Chaque nouvelle archive, chaque nouvel enregistrement est comme une pièce d’un puzzle géant pour caractériser l’histoire du climat de la Terre. Des méthodes mathématiques sont développées pour intégrer ces informations locales afin d’évaluer, le plus précisément possible, l’évolution du climat planétaire. Cela porte par exemple sur la température au-dessus des continents et des océans, qui est un indicateur de l’état du climat.

Des travaux pionniers ont permis dès la fin des années 1990 d’évaluer l’évolution de la température au-dessus des continents de l’hémisphère nord au cours du dernier millénaire. Au bout de ce lien, par exemple, vous trouverez l’état des lieux de ces connaissances il y a 20 ans.

Depuis, de nouveaux enregistrements paléoclimatiques ont été produits, plus longs, avec une meilleure couverture spatiale (même si elle reste imparfaite), une meilleure compréhension des signaux, et de nouvelles méthodes ont été développées.

En juillet 2019, une série de publications a été produite dans le cadre du programme de coopération scientifique internationale PAGES (Past Global Change) sur les climats passés. Elles correspondent aux connaissances les plus complètes liées à la température des derniers 2000 ans.

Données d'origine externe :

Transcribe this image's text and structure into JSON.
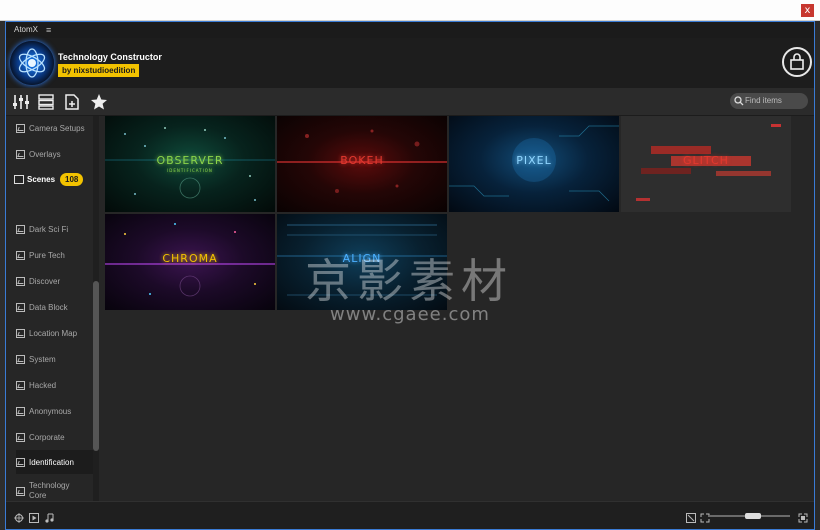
{
  "window": {
    "title": "AtomX",
    "close_label": "x"
  },
  "header": {
    "title": "Technology Constructor",
    "author": "by nixstudioedition"
  },
  "search": {
    "placeholder": "Find items"
  },
  "sidebar": {
    "items_top": [
      "Camera Setups",
      "Overlays"
    ],
    "scenes": {
      "label": "Scenes",
      "count": "108"
    },
    "items": [
      "Dark Sci Fi",
      "Pure Tech",
      "Discover",
      "Data Block",
      "Location Map",
      "System",
      "Hacked",
      "Anonymous",
      "Corporate",
      "Identification",
      "Technology Core"
    ],
    "active": "Identification"
  },
  "thumbnails": [
    {
      "title": "OBSERVER",
      "subtitle": "IDENTIFICATION",
      "color": "#8bd44a"
    },
    {
      "title": "BOKEH",
      "subtitle": "",
      "color": "#e2392f"
    },
    {
      "title": "PIXEL",
      "subtitle": "",
      "color": "#8fd6ff"
    },
    {
      "title": "GLITCH",
      "subtitle": "",
      "color": "#e2392f"
    },
    {
      "title": "CHROMA",
      "subtitle": "",
      "color": "#f2c200"
    },
    {
      "title": "ALIGN",
      "subtitle": "",
      "color": "#4bb0ff"
    }
  ],
  "watermark": {
    "text": "京影素材",
    "url": "www.cgaee.com"
  },
  "colors": {
    "accent": "#f2c200",
    "frame": "#3a7bd5",
    "bg": "#262626"
  },
  "icons": [
    "sliders-icon",
    "list-icon",
    "file-plus-icon",
    "star-icon",
    "search-icon",
    "shopping-bag-icon",
    "target-icon",
    "play-icon",
    "music-icon",
    "fit-icon",
    "expand-icon",
    "fullscreen-icon"
  ],
  "zoom": {
    "value": 0.55
  }
}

Elles confirment par une analyse systématique (comparaison de x différentes méthodes) la rupture que représente le réchauffement en cours par rapport aux petites variations précédentes, sur une période similaire : la variation en cours est inédite en amplitude et inédite en vitesse sur 50 ans.

Le réchauffement actuel est aussi fondamentalement différent des fluctuations précédentes (anomalies douces pendant la période romaine ou médiévale) par sa cohérence spatiale.

Ces études confirment et élargissent les conclusions de travaux antérieurs, qui avaient été évalués dans le chapitre sur les climats passés du 5ème rapport du GIEC de 2013 que j’ai co-coordonné (chapitre 5).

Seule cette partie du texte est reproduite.